Я вернулась к хижине и позавтракала на свежем воздухе, стараясь брать по чуть-чуть с каждого блюда, чтобы Дикого не обидеть. На сей раз, к счастью, насекомых в меню не было. Едва я сплюнула последнюю косточку, как увидела направлявшуюся в мою сторону процессию в составе старой жрицы, раскрашенного воина, напугавшего меня накануне, — я догадалась, что он был вождем не только нашедшего меня отряда, но и племени в целом, — и двух помощников жрицы. На мгновение перед моими глазами вновь мелькнула струя крови, стекающая в глиняный таз.
— Эййэ, — приветствовала меня старуха (кажется, правильно это слово звучало именно так) и добавила еще что-то почтительным тоном.
Я поняла, что мне предлагается следовать за ними. Вид у них был столь торжественный, что я подумала, не дополнить ли мне мои штаны прочими предметами туалета, но, взглянув еще раз на «костюмы» моих провожатых, решила, что здесь без этого вполне можно обойтись.
Мы покинули селение, но на сей раз шли не на запад, к реке, а на север. Лес здесь становился гуще, все чаще приходилось пробираться через заросли какой-то полутравы-полукустарника с раскинутыми веером тонкими длинными листьями. С ветвей низко свисали толстые, почти с руку, бурые лианы, под ногами то хрустели толстые скользкие стебли, то чавкала прохладная грязь, и я уже жалела об оставленных в хижине сапогах, но мне казалось, что я уроню себя в глазах туземцев, если потребую вернуться. Сами-то они шагали по джунглям, как по пляжу.

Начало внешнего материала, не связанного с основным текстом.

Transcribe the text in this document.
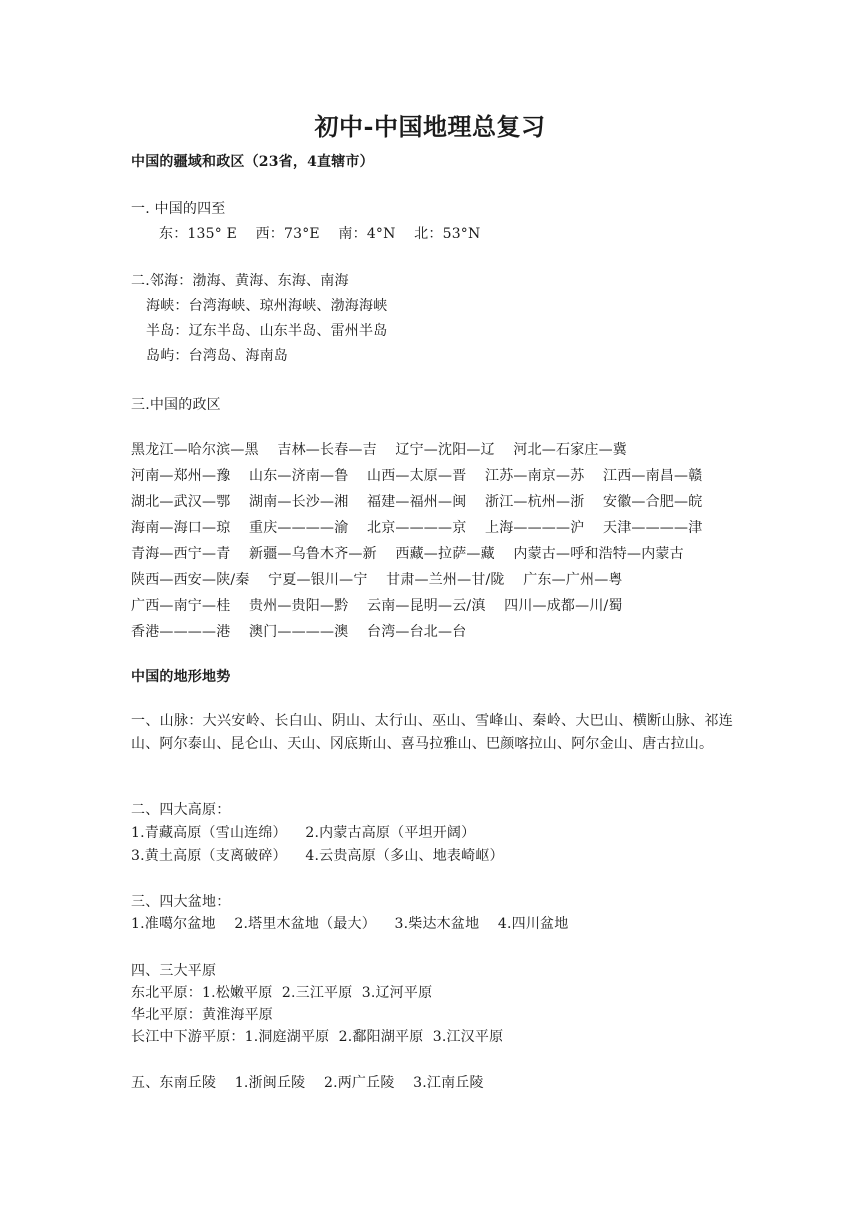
初中-中国地理总复习
中国的疆域和政区（23省，4直辖市）
一. 中国的四至
东：135° E    西：73°E    南：4°N    北：53°N
二.邻海：渤海、黄海、东海、南海
海峡：台湾海峡、琼州海峡、渤海海峡
半岛：辽东半岛、山东半岛、雷州半岛
岛屿：台湾岛、海南岛
三.中国的政区
黑龙江—哈尔滨—黑    吉林—长春—吉    辽宁—沈阳—辽    河北—石家庄—冀
河南—郑州—豫    山东—济南—鲁    山西—太原—晋    江苏—南京—苏    江西—南昌—赣
湖北—武汉—鄂    湖南—长沙—湘    福建—福州—闽    浙江—杭州—浙    安徽—合肥—皖
海南—海口—琼    重庆————渝    北京————京    上海————沪    天津————津
青海—西宁—青    新疆—乌鲁木齐—新    西藏—拉萨—藏    内蒙古—呼和浩特—内蒙古
陕西—西安—陕/秦    宁夏—银川—宁    甘肃—兰州—甘/陇    广东—广州—粤
广西—南宁—桂    贵州—贵阳—黔    云南—昆明—云/滇    四川—成都—川/蜀
香港————港    澳门————澳    台湾—台北—台
中国的地形地势
一、山脉：大兴安岭、长白山、阴山、太行山、巫山、雪峰山、秦岭、大巴山、横断山脉、祁连山、阿尔泰山、昆仑山、天山、冈底斯山、喜马拉雅山、巴颜喀拉山、阿尔金山、唐古拉山。
二、四大高原：
1.青藏高原（雪山连绵）    2.内蒙古高原（平坦开阔）
3.黄土高原（支离破碎）    4.云贵高原（多山、地表崎岖）
三、四大盆地：
1.准噶尔盆地    2.塔里木盆地（最大）    3.柴达木盆地    4.四川盆地
四、三大平原
东北平原：1.松嫩平原  2.三江平原  3.辽河平原
华北平原：黄淮海平原
长江中下游平原：1.洞庭湖平原  2.鄱阳湖平原  3.江汉平原
五、东南丘陵    1.浙闽丘陵    2.两广丘陵    3.江南丘陵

Впрочем, не совсем. Время от времени они быстро прощупывали дорогу тупыми концами копий и бросали взгляды по сторонам. Несколько раз мы меняли направление — кажется, путь указывала старуха по одной ей ведомым приметам. Я старалась запомнить повороты, но, разумеется, это было безнадежно: без сопровождения в этом густом лесу я заблудилась бы сразу.
Наконец дорогу преградила сплошная стена листвы — это был какой-то кустарник высотой в два моих роста. Туземцы бесстрашно нырнули в эти дебри, и мне ничего не оставалось, как последовать за ними, надеясь, что кусты не окажутся слишком колючими. Действительно, тонкие ветви скользили по коже, не причиняя вреда. Через несколько секунд заросли остались позади, и я увидела цель нашего путешествия.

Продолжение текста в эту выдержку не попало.